We are meeting one month after Trump welcomed Albanese to the White House and provided a ringing endorsement of Aukus, the 2021 Biden-era security pact between the US, UK and Australia that will enable Canberra to procure a fleet of nuclear-powered attack submarines.
Shearer was arguably the key driver. He had no doubt Trump would back Aukus, despite a Pentagon review, but says the endorsement “exceeded my expectations”.
The 2021 deal resulted in Canberra spiking a submarine contract with France, which infuriated President Emmanuel Macron. Shearer says the countries have since “made up” and stresses that he has an excellent relationship with his French counterpart.
Is he practising his diplomatic skills ahead of the move to Tokyo? “I’ve still got my training wheels on,” he jokes.
Nuclear-powered submarines can travel farther without having to surface, which will allow Australia to work with the US to enhance deterrence in the Indo-Pacific. The need for this was underscored this year when Chinese warships circumnavigated Australia for the first time.
How big a wake-up call was that, I ask? “I don’t think there was a parting of the skies and a choir of angels, but it was significant,” he says. “It was designed to signal to us China’s ability to project power and sustain power, and its intention to continue doing that in the future in the waters and the skies proximate to Australia.”
Later, I ask him about Trump’s new National Security Strategy (NSS), which outlines security threats from Beijing without mentioning China by name, a move that some experts have interpreted as a softening in the US’s approach.
“I can understand some of the consternation about the NSS, but from my perspective there’s actually a lot to like,” Shearer says.
He points to the document’s clear commitment to work with allies to prevent the emergence of dominant adversaries in the Indo-Pacific. And he sees a “refreshing emphasis” on new capabilities to protect the “first island chain”, which runs from Japan to Indonesia. He also likes the “strong focus on deterrence to prevent war, including over Taiwan”.
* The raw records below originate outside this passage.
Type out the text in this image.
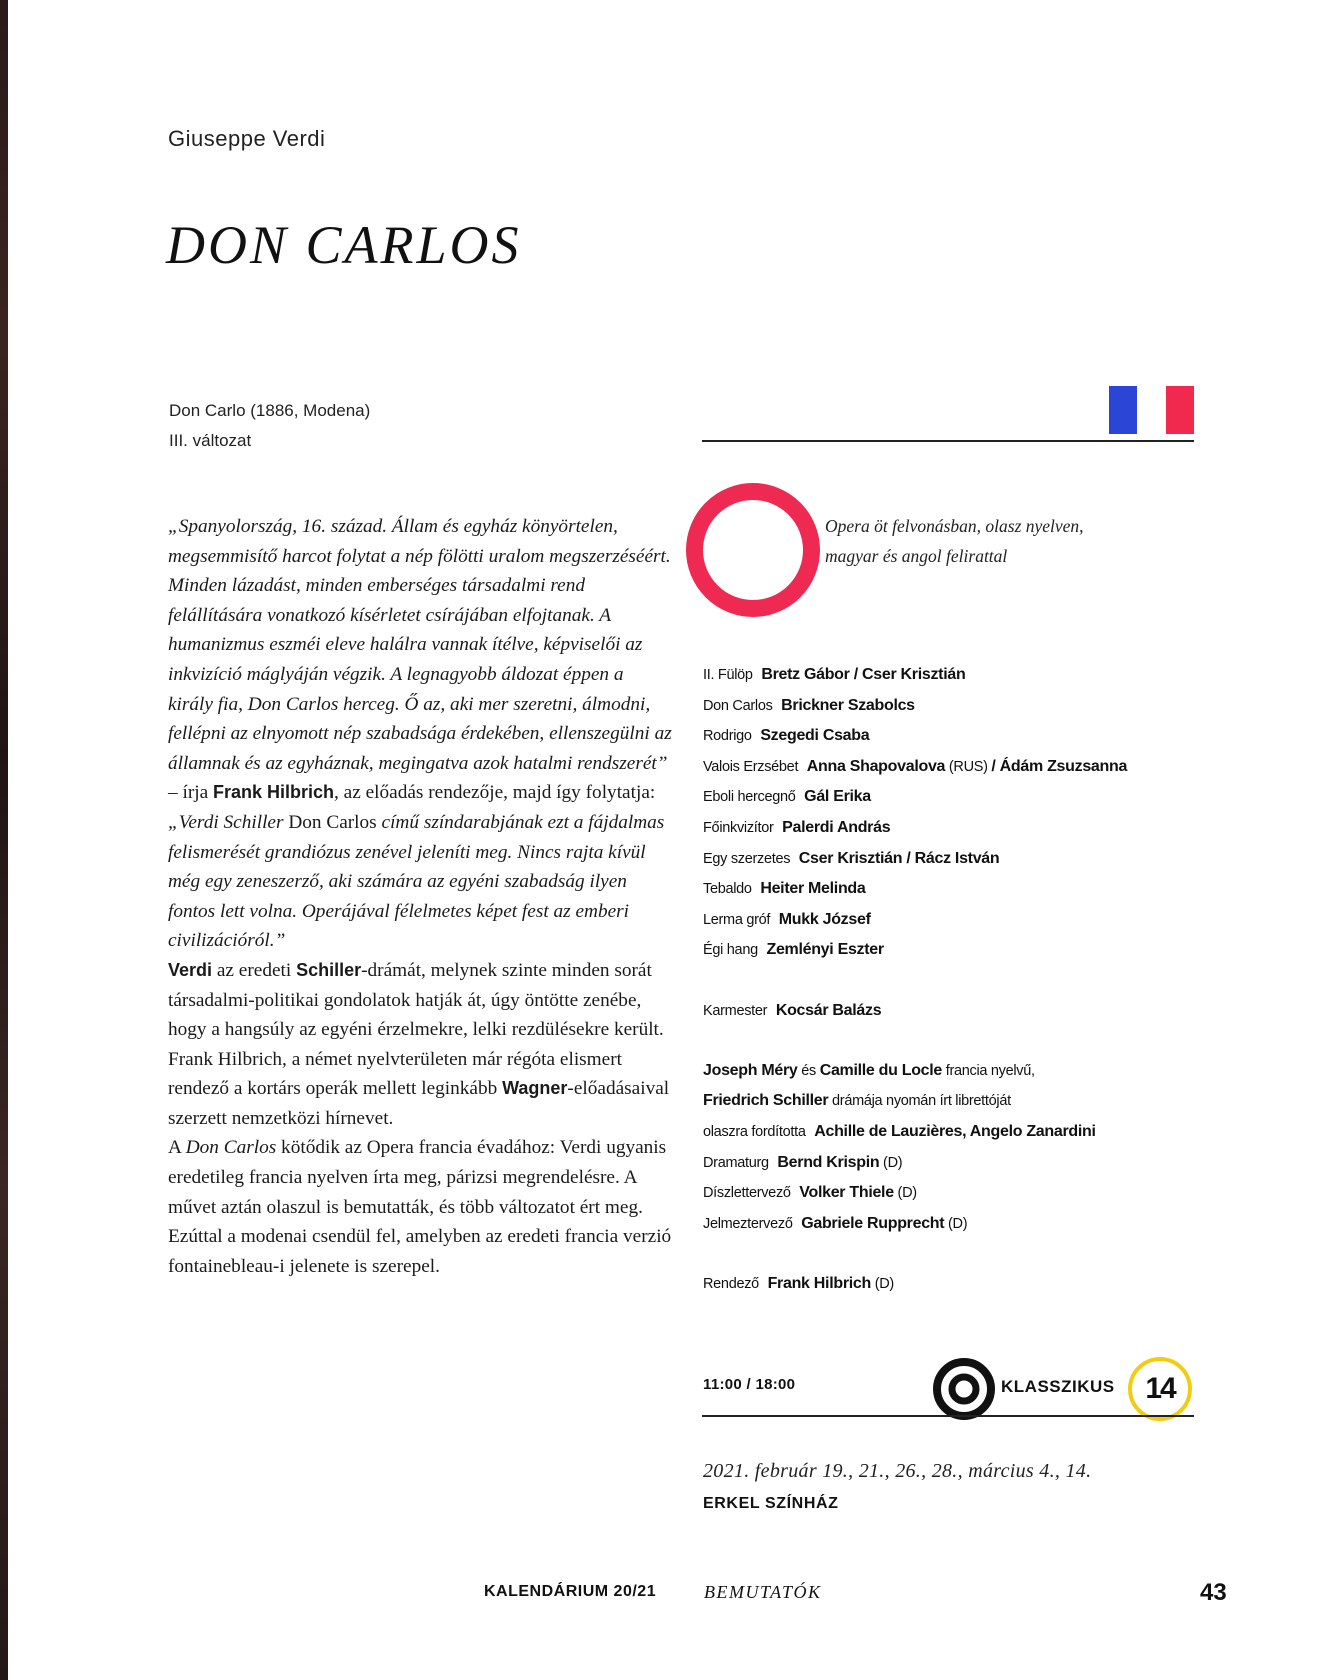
Giuseppe Verdi
DON CARLOS
Don Carlo (1886, Modena)
III. változat

„Spanyolország, 16. század. Állam és egyház könyörtelen, megsemmisítő harcot folytat a nép fölötti uralom megszerzéséért. Minden lázadást, minden emberséges társadalmi rend felállítására vonatkozó kísérletet csírájában elfojtanak. A humanizmus eszméi eleve halálra vannak ítélve, képviselői az inkvizíció máglyáján végzik. A legnagyobb áldozat éppen a király fia, Don Carlos herceg. Ő az, aki mer szeretni, álmodni, fellépni az elnyomott nép szabadsága érdekében, ellenszegülni az államnak és az egyháznak, megingatva azok hatalmi rendszerét” – írja Frank Hilbrich, az előadás rendezője, majd így folytatja: „Verdi Schiller Don Carlos című színdarabjának ezt a fájdalmas felismerését grandiózus zenével jeleníti meg. Nincs rajta kívül még egy zeneszerző, aki számára az egyéni szabadság ilyen fontos lett volna. Operájával félelmetes képet fest az emberi civilizációról.”

Verdi az eredeti Schiller-drámát, melynek szinte minden sorát társadalmi-politikai gondolatok hatják át, úgy öntötte zenébe, hogy a hangsúly az egyéni érzelmekre, lelki rezdülésekre került.

Frank Hilbrich, a német nyelvterületen már régóta elismert rendező a kortárs operák mellett leginkább Wagner-előadásaival szerzett nemzetközi hírnevet.

A Don Carlos kötődik az Opera francia évadához: Verdi ugyanis eredetileg francia nyelven írta meg, párizsi megrendelésre. A művet aztán olaszul is bemutatták, és több változatot ért meg. Ezúttal a modenai csendül fel, amelyben az eredeti francia verzió fontainebleau-i jelenete is szerepel.

Opera öt felvonásban, olasz nyelven,
magyar és angol felirattal
II. Fülöp Bretz Gábor / Cser Krisztián
Don Carlos Brickner Szabolcs
Rodrigo Szegedi Csaba
Valois Erzsébet Anna Shapovalova (RUS) / Ádám Zsuzsanna
Eboli hercegnő Gál Erika
Főinkvizítor Palerdi András
Egy szerzetes Cser Krisztián / Rácz István
Tebaldo Heiter Melinda
Lerma gróf Mukk József
Égi hang Zemlényi Eszter
Karmester Kocsár Balázs
Joseph Méry és Camille du Locle francia nyelvű,
Friedrich Schiller drámája nyomán írt librettóját
olaszra fordította Achille de Lauzières, Angelo Zanardini
Dramaturg Bernd Krispin (D)
Díszlettervező Volker Thiele (D)
Jelmeztervező Gabriele Rupprecht (D)
Rendező Frank Hilbrich (D)
11:00 / 18:00	KLASSZIKUS	14
2021. február 19., 21., 26., 28., március 4., 14.
ERKEL SZÍNHÁZ
KALENDÁRIUM 20/21	BEMUTATÓK	43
As China continues to step up military exercises around Taiwan, how worried is he about Beijing taking military action against the country?
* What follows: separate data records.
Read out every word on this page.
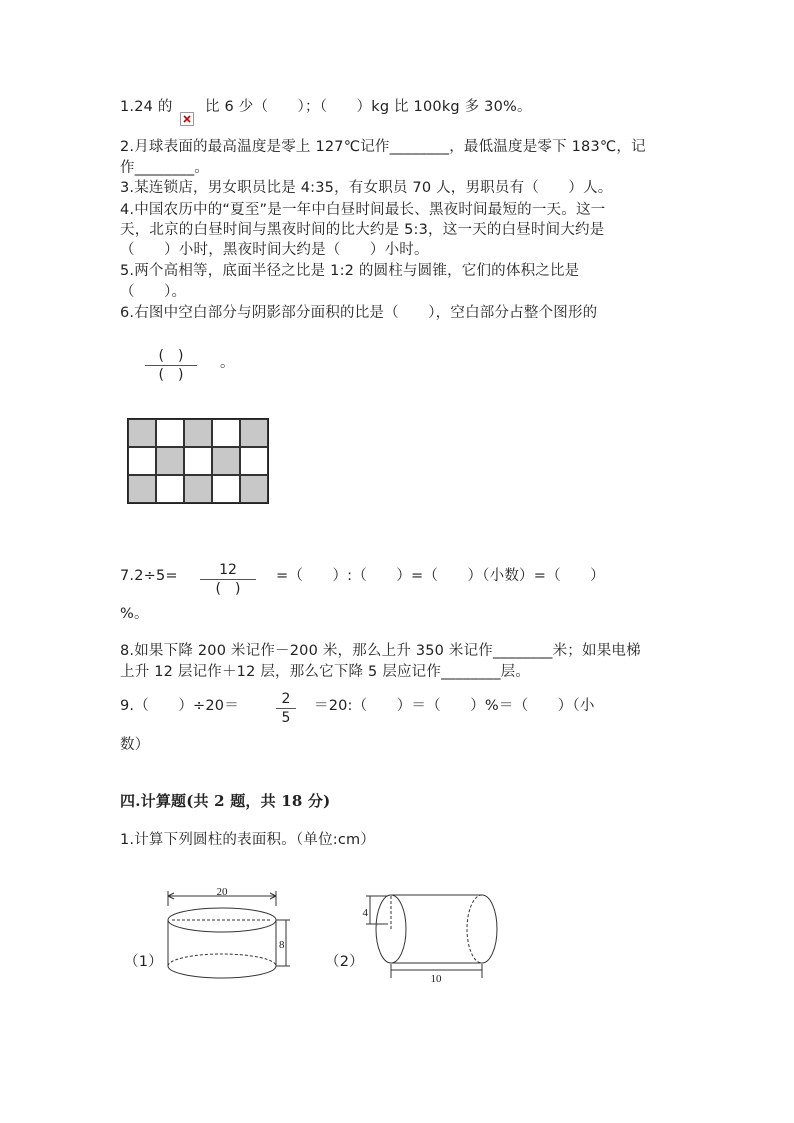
1.24 的 比 6 少（　　）；（　　）kg 比 100kg 多 30%。
2.月球表面的最高温度是零上 127℃记作________，最低温度是零下 183℃，记
作________。
3.某连锁店，男女职员比是 4:35，有女职员 70 人，男职员有（　　）人。
4.中国农历中的“夏至”是一年中白昼时间最长、黑夜时间最短的一天。这一
天，北京的白昼时间与黑夜时间的比大约是 5:3，这一天的白昼时间大约是
（　　）小时，黑夜时间大约是（　　）小时。
5.两个高相等，底面半径之比是 1:2 的圆柱与圆锥，它们的体积之比是
（　　）。
6.右图中空白部分与阴影部分面积的比是（　　），空白部分占整个图形的
(　)
(　)
。
7.2÷5=	12
(　)
=（　　）:（　　）=（　　）（小数）=（　　）
%。
8.如果下降 200 米记作－200 米，那么上升 350 米记作________米；如果电梯
上升 12 层记作＋12 层，那么它下降 5 层应记作________层。
9.（　　）÷20＝	2
5
＝20:（　　）＝（　　）%＝（　　）（小
数）
四.计算题(共 2 题，共 18 分)
1.计算下列圆柱的表面积。（单位:cm）
（1）
20
8
（2）
4
10
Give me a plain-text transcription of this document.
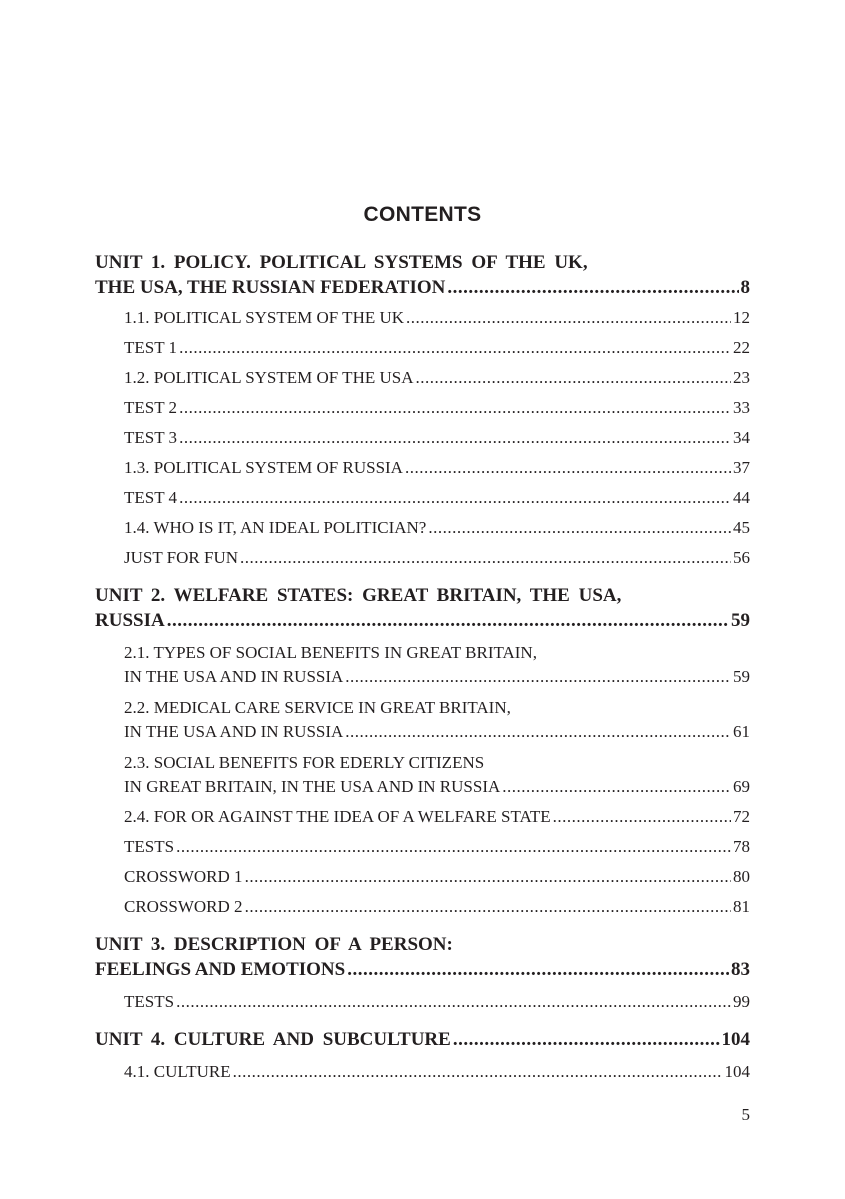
CONTENTS
UNIT 1. POLICY. POLITICAL SYSTEMS OF THE UK,
THE USA, THE RUSSIAN FEDERATION .....	8
1.1. POLITICAL SYSTEM OF THE UK .....	12
TEST 1 .....	22
1.2. POLITICAL SYSTEM OF THE USA .....	23
TEST 2 .....	33
TEST 3 .....	34
1.3. POLITICAL SYSTEM OF RUSSIA .....	37
TEST 4 .....	44
1.4. WHO IS IT, AN IDEAL POLITICIAN? .....	45
JUST FOR FUN .....	56
UNIT 2. WELFARE STATES: GREAT BRITAIN, THE USA,
RUSSIA .....	59
2.1. TYPES OF SOCIAL BENEFITS IN GREAT BRITAIN,
IN THE USA AND IN RUSSIA .....	59
2.2. MEDICAL CARE SERVICE IN GREAT BRITAIN,
IN THE USA AND IN RUSSIA .....	61
2.3. SOCIAL BENEFITS FOR EDERLY CITIZENS
IN GREAT BRITAIN, IN THE USA AND IN RUSSIA .....	69
2.4. FOR OR AGAINST THE IDEA OF A WELFARE STATE .....	72
TESTS .....	78
CROSSWORD 1 .....	80
CROSSWORD 2 .....	81
UNIT 3. DESCRIPTION OF A PERSON:
FEELINGS AND EMOTIONS .....	83
TESTS .....	99
UNIT 4. CULTURE AND SUBCULTURE .....	104
4.1. CULTURE .....	104
5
“The situation is deteriorating and becoming more dangerous,” Shearer says. “It’s not the only flashpoint that could lead to a catastrophic war in the Indo-Pacific, but it is probably the most dangerous.”
When Shearer arrives in Japan, Taiwan will be on his radar. China reacted furiously to Japanese Prime Minister Sanae Takaichi saying in November that a Chinese attack on Taiwan would justify Japan deploying its military. “It’s not surprising China would hope to test a new Japanese leader early. I’ve been impressed by her response,” he says.
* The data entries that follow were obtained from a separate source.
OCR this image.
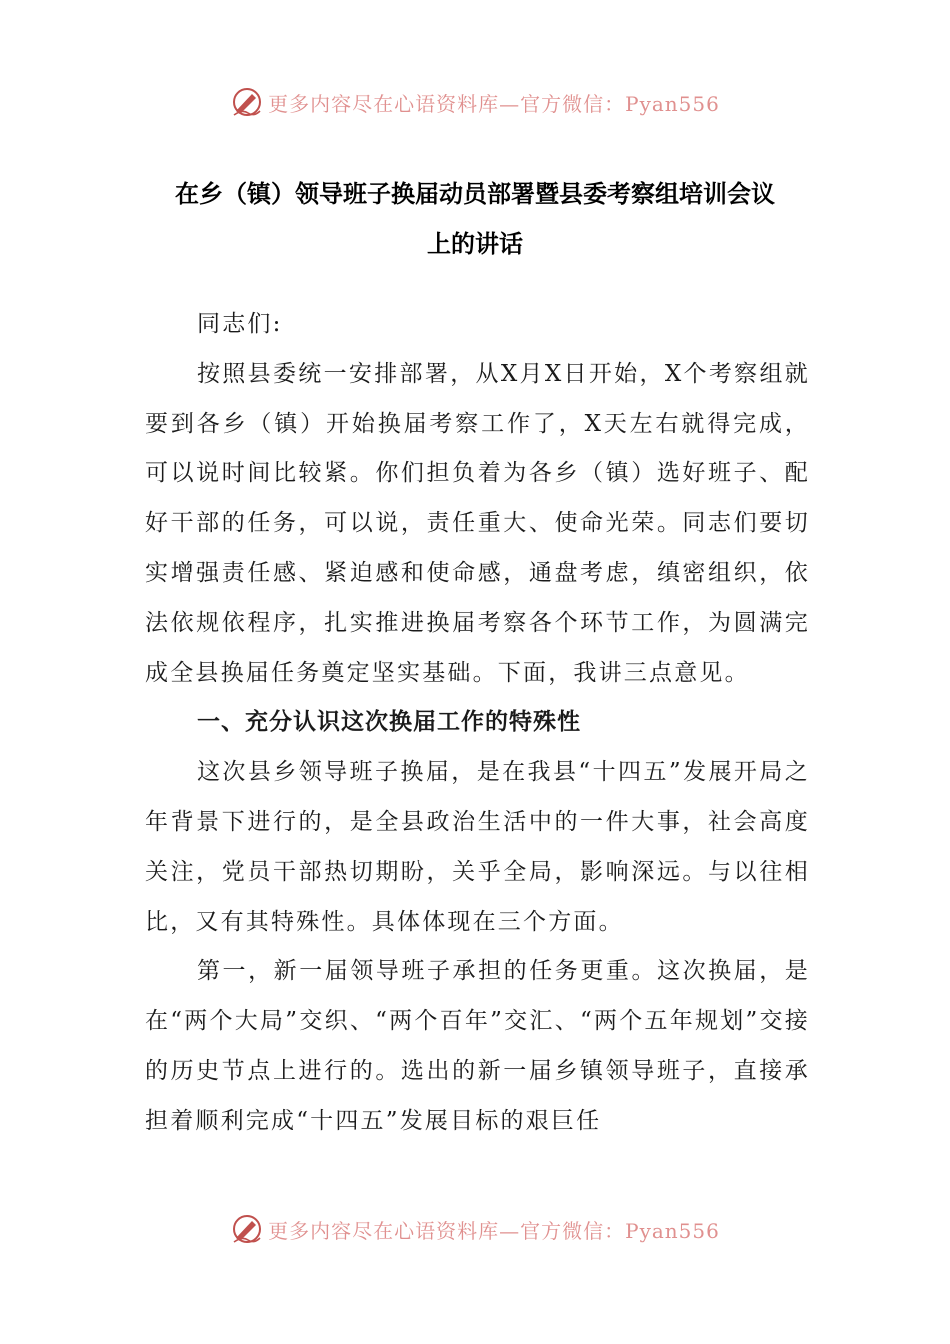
更多内容尽在心语资料库—官方微信：Pyan556
在乡（镇）领导班子换届动员部署暨县委考察组培训会议
上的讲话

同志们:

按照县委统一安排部署，从X月X日开始，X个考察组就要到各乡（镇）开始换届考察工作了，X天左右就得完成，可以说时间比较紧。你们担负着为各乡（镇）选好班子、配好干部的任务，可以说，责任重大、使命光荣。同志们要切实增强责任感、紧迫感和使命感，通盘考虑，缜密组织，依法依规依程序，扎实推进换届考察各个环节工作，为圆满完成全县换届任务奠定坚实基础。下面，我讲三点意见。

一、充分认识这次换届工作的特殊性

这次县乡领导班子换届，是在我县“十四五”发展开局之年背景下进行的，是全县政治生活中的一件大事，社会高度关注，党员干部热切期盼，关乎全局，影响深远。与以往相比，又有其特殊性。具体体现在三个方面。

第一，新一届领导班子承担的任务更重。这次换届，是在“两个大局”交织、“两个百年”交汇、“两个五年规划”交接的历史节点上进行的。选出的新一届乡镇领导班子，直接承担着顺利完成“十四五”发展目标的艰巨任

更多内容尽在心语资料库—官方微信：Pyan556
Shearer stresses the need for allies to support each other when they face economic coercion or pressure from China. “It’s important that we have the broadest number of countries possible saying this is not OK.”
The waiter is hovering. We want coffee. Shearer orders a piccolo and looks to me for support when the waiter is flummoxed. Is that some fancy Aussie drink, I ask? “We’ve always got fancy coffee,” he beams back with pride. It’s something between a cortado and macchiato.
Shearer is excited about moving to Japan. Beyond the diplomacy, he wants to learn more about Japanese art, Sumo and sake. His father was a professional artist and Shearer sketches when on the road.
Over decades visiting Tokyo, he has spent most of the time in government offices, so is keen to travel. “One of the really exciting things about this job is I’ll be able to get on a train and explore Japan,” he says.
As we are wrapping up, I tell him that former US ambassador Rahm Emanuel loved trains and would tweet out his progress towards his goal of taking 60 trips on the bullet train during his time in Japan.
Shearer sees that as a challenge. “Surely I can do better. Australians like to do better — especially in contests.”